Mit der Entlassung von Verteidigungs-Staatssekretär Günter Wetzel wurde der Union ein neuer Zeuge gegen die Regierung zugetrieben: Wechselt Wetzel jetzt zur CDU?
aus DER SPIEGEL 30/1972

Margarete Goussanthier, genannt die »Buchela«, hatte das zweite Gesicht. Auf einer Party im Bahnhof Rolandseck kündete die Wahrsagerin aus dem rheinischen Remagen dem Bonner Journalisten Rudi Kilgus: »Einer geht noch.« Die weise Frau sprach es am Donnerstag vorvergangener Woche gegen 22 Uhr.

Neunzehn Stunden später, am Freitag um 17 Uhr, versammelte sich erstmals nach Abgang des Doppelministers Karl Schiller wieder das Bundeskabinett. Der neue Verteidigungsminister Georg Leber eröffnete die Runde: »Ich möchte den Wetzel entlassen. Gibt es dagegen Widerspruch?« Das Kollegium schwieg, die Prophezeiung war eingetroffen.

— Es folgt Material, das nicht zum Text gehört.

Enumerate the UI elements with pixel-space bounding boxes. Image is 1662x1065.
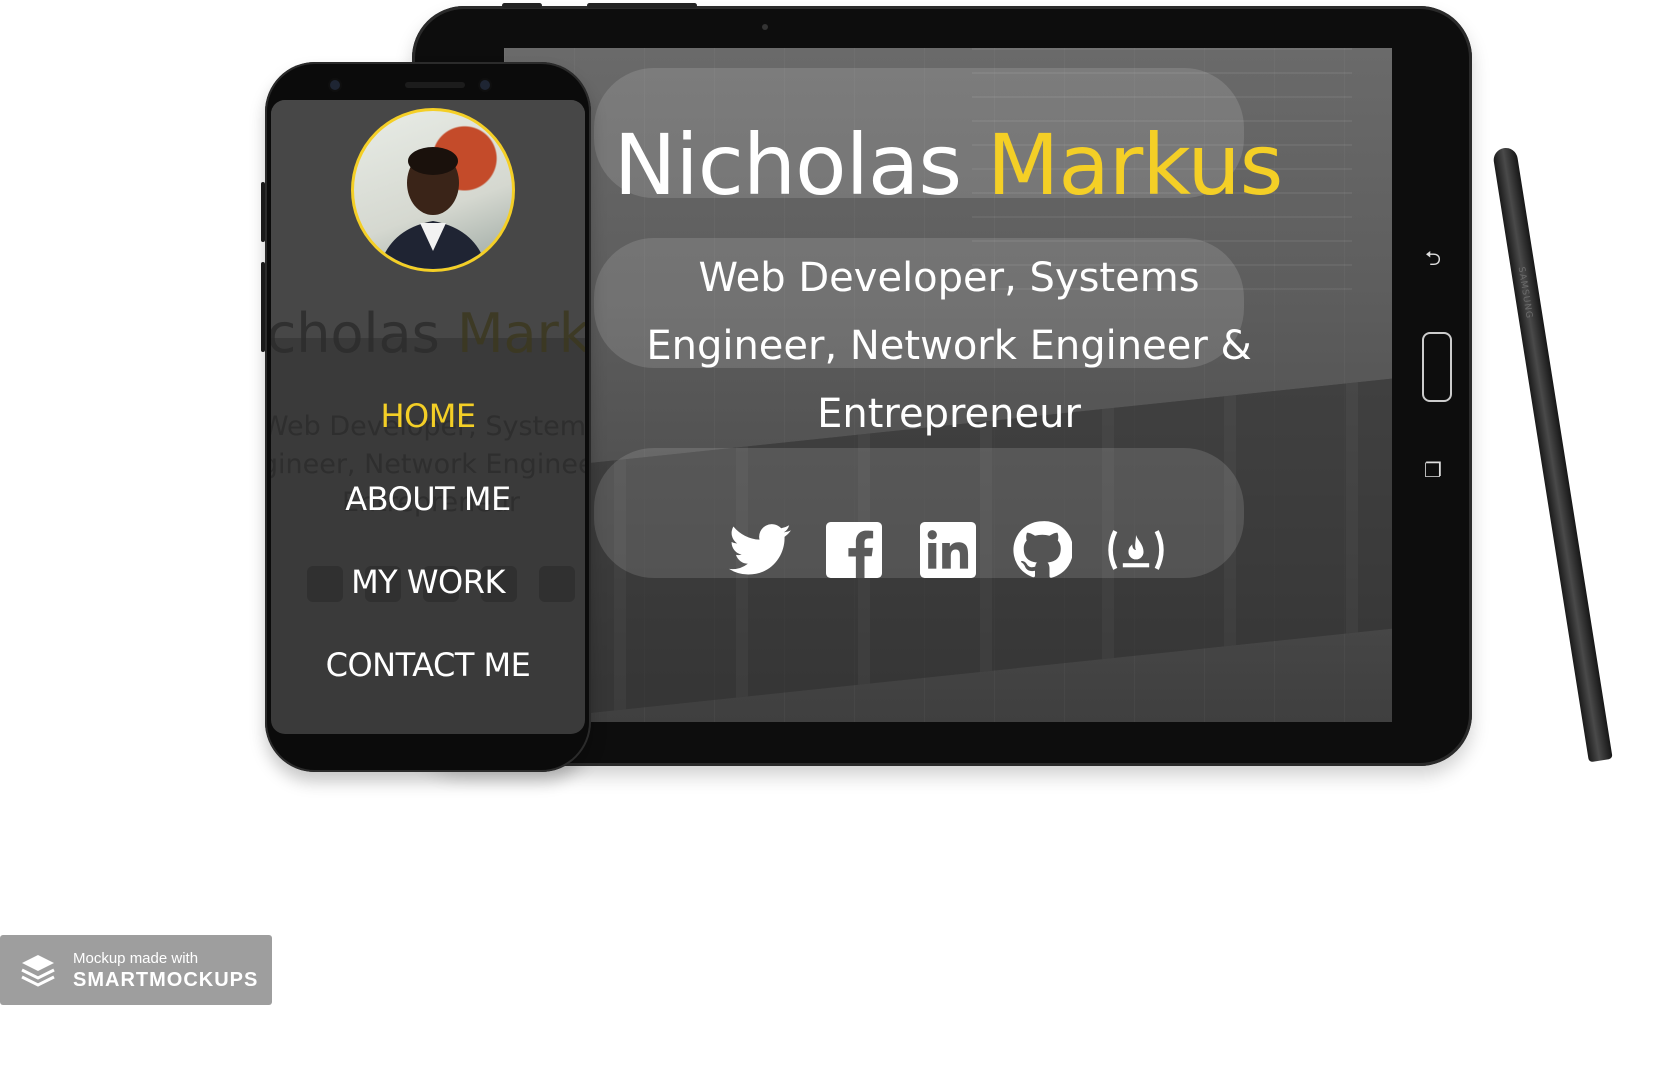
phone-side-button bbox=[261, 182, 265, 242]
phone-speaker bbox=[405, 82, 465, 88]
twitter-icon[interactable] bbox=[728, 518, 792, 582]
github-icon[interactable] bbox=[1010, 518, 1074, 582]
watermark-line2: SMARTMOCKUPS bbox=[73, 969, 259, 991]
nav-item-my-work[interactable]: MY WORK bbox=[271, 541, 585, 624]
ghost-first-name: Nicholas bbox=[271, 302, 440, 365]
recent-apps-icon[interactable]: ❐ bbox=[1422, 458, 1444, 482]
phone-screen: Nicholas Markus Web Developer, Systems E… bbox=[271, 100, 585, 734]
smartmockups-watermark: Mockup made with SMARTMOCKUPS bbox=[0, 935, 272, 1005]
layers-icon bbox=[18, 951, 58, 995]
watermark-line1: Mockup made with bbox=[73, 950, 199, 967]
pen-brand: SAMSUNG bbox=[1515, 266, 1534, 320]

Zur selben Zeit -- »Ich habe, rums, rums, rums Kinder und Gepäck eingesammelt« -- eilte Urlauber Günter Wetzel, Staatssekretär im Bundesverteidigungsministerium, frohgemut im Taxi von seinem Hotel »Alvor Praia« bei Portimao an der portugiesischen Algarve-Küste zum Flugplatz Faro, wo ein Bundeswehr-Jetstar wartete. Telephonisch nach Bonn zurückgebeten. hing Hesse Wetzel Träumen über seine Zukunft als rechte Hand des Landsmanns Leber nach.

Samstag früh um acht rief Wetzel von seiner Bundesvilla in Bad Honnef aufgekratzt bei Leber in Bad Schwalbach an: »Morgen, Schorsch, ich melde mich bei meinem neuen Verteidigungsminister aus dem Urlaub zurück« Leber blieb förmlich. Er beorderte den Ahnungslosen auf zwölf Uhr zu sich. Wetzel: »Dann hat er mir eröffnet: Helmut Schmidt hat mir geraten, dich zu entlassen.«

Empört trat Wetzel in den Wartestand und beleidigt aus der SPD aus. Unmittelbar nach Schillers spektakulärem Rücktritt hatte das Kabinett Brandt/Scheel sich und die SPD wieder einmal in die Schlagzeilen gebracht; fünf Monate vor der Neuwahl war der CDU/CSU-Opposition ein neuer Zeuge gegen die sozialliberale Regierung beschert.

Denn prompt stilisierte Wetzel seinen Abgang aus Amt und Partei zur Gewissenstat. Zur Freude der Unionschristen klagte der »angeblich Rechte« (Wetzel über Wetzel) öffentlich, er sei von Schmidt den Parteilinken geopfert worden. Wetzel: »Der will in der Partei doch noch was werden, dazu braucht er die Linken.«

Beschränkt wird die Glaubwürdigkeit des Zeugen Wetzel freilich durch die Widersprüche, in die er sich verstrickt, wenn er nach den Gründen seines hastigen SPD-Austritts gefragt wird.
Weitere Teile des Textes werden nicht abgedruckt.